Unlike his future wife Queen Elizabeth II, Prince Philip did not have a stable childhood. His father, Prince Andrew of Greece, fought in a military campaign against the Turks in the 1920s. Philip was born during the campaign. Unfortunately for Andrew, the Greeks lost and he and other military leaders were blamed. Andrew’s wife Alice had ties to Britain, which she used to beg the British king to spare her husband’s life. Prince Andrew, Alice and the children reunited on the British ship HMS Calypso. While on shipboard, young Philip took his first steps.

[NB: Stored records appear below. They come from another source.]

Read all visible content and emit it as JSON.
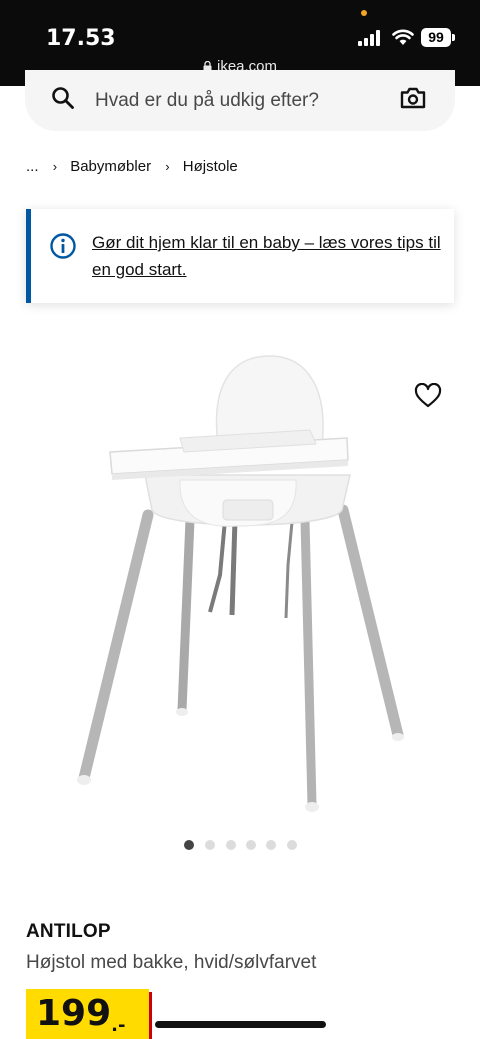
{
  "status_bar": {
    "time": "17.53",
    "battery": "99",
    "url": "ikea.com"
  },
  "search": {
    "placeholder": "Hvad er du på udkig efter?",
    "icons": [
      "search-icon",
      "camera-icon"
    ]
  },
  "breadcrumb": {
    "items": [
      "...",
      "Babymøbler",
      "Højstole"
    ]
  },
  "notice": {
    "text": "Gør dit hjem klar til en baby – læs vores tips til en god start.",
    "icon": "info-icon",
    "accent": "#0058a3"
  },
  "gallery": {
    "image_count": 6,
    "active_index": 0,
    "favourite_icon": "heart-icon"
  },
  "product": {
    "name": "ANTILOP",
    "description": "Højstol med bakke, hvid/sølvfarvet",
    "price_int": "199",
    "price_dec": ".-",
    "price_bg": "#ffdb00",
    "price_shadow": "#cc0008"
  }
}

From the time of his father’s exile from Greece, Philip’s family never had their own home. Instead Philip and his sisters stayed at the homes of relatives or other royal families in Europe. Philip’s parents took little interest in the raising of their son, but Nanny Roose remained a constant presence as the prince grew up. Since his nanny was British, English was Philip’s first language. She tried to train him as an English gentleman. She had her work cut out for her, since the prince delighted in teasing and pranks. For example, Philip loved to escape from his nanny at bath time. He ran naked through the halls of whatever castle he happened to be living in until someone finally caught him and brought him to the bathtub.
Philip’s outgoing personality and kindness helped him get along with the various cousins with whom he stayed. One cousin, Helene Foufounis, felt her mother paid Philip too much attention, but she still “thought he was a very nice little boy.” Helene’s sister had a hip injury and was often unable to play. When Philip received a toy from a family member who neglected to get one for his sick cousin “he came back with an armful of his own toys, and the new one, thrust them on her bed and said, ‘These are for you.’” Philip was not a snob, either. He knew he was a prince, but if an adult called him Prince Philip, he protested that he was “just Philip.”

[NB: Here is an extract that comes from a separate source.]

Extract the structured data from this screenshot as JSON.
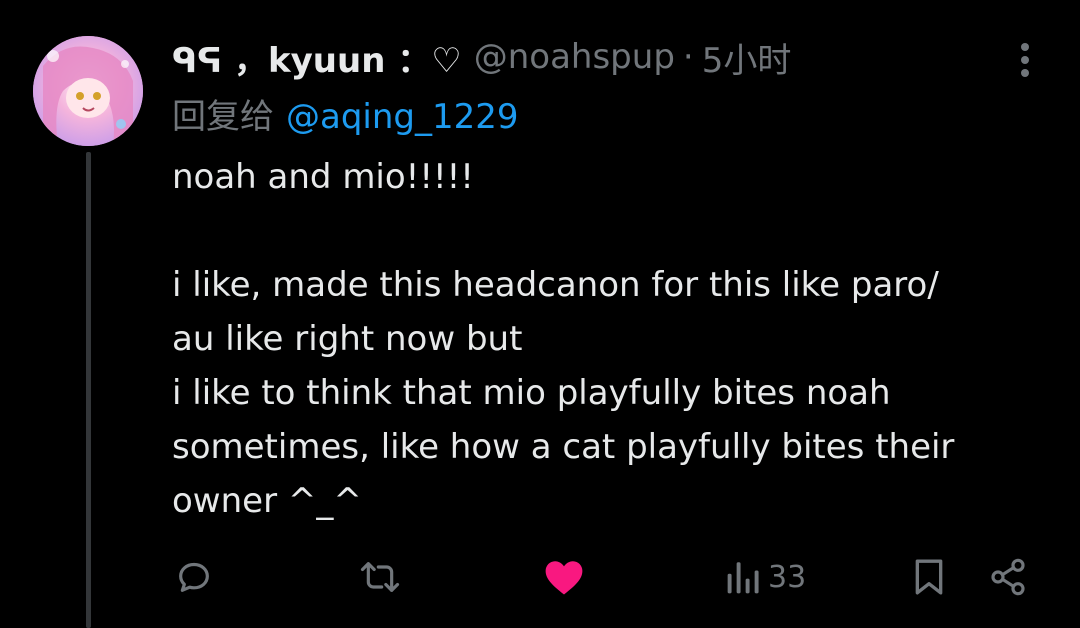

The young prince attended several schools throughout Europe, but especially enjoyed Gordonstoun, a boarding school in Scotland. The school emphasized athletics and physical labor over subjects like math. Philip excelled there, later remarking that he was “one of those ignorant bums who never went to university—and a fat lot of harm it did me!” Despite the school’s strict rules Philip still pulled pranks—once he sewed up a teacher’s pajama bottoms—but nearly everyone, including the schoolmaster, liked him.
When he turned seventeen Philip left Gordonstoun for Dartmouth Royal Naval College to train for a career in the British Royal Navy. While in Dartmouth, one of his uncles arranged for him to meet thirteen-year-old Elizabeth. Though Philip was unimpressed by Elizabeth at first (after all, a lot of girls closer to his age found him attractive), Elizabeth adored him almost immediately. Several years later, they became secretly engaged.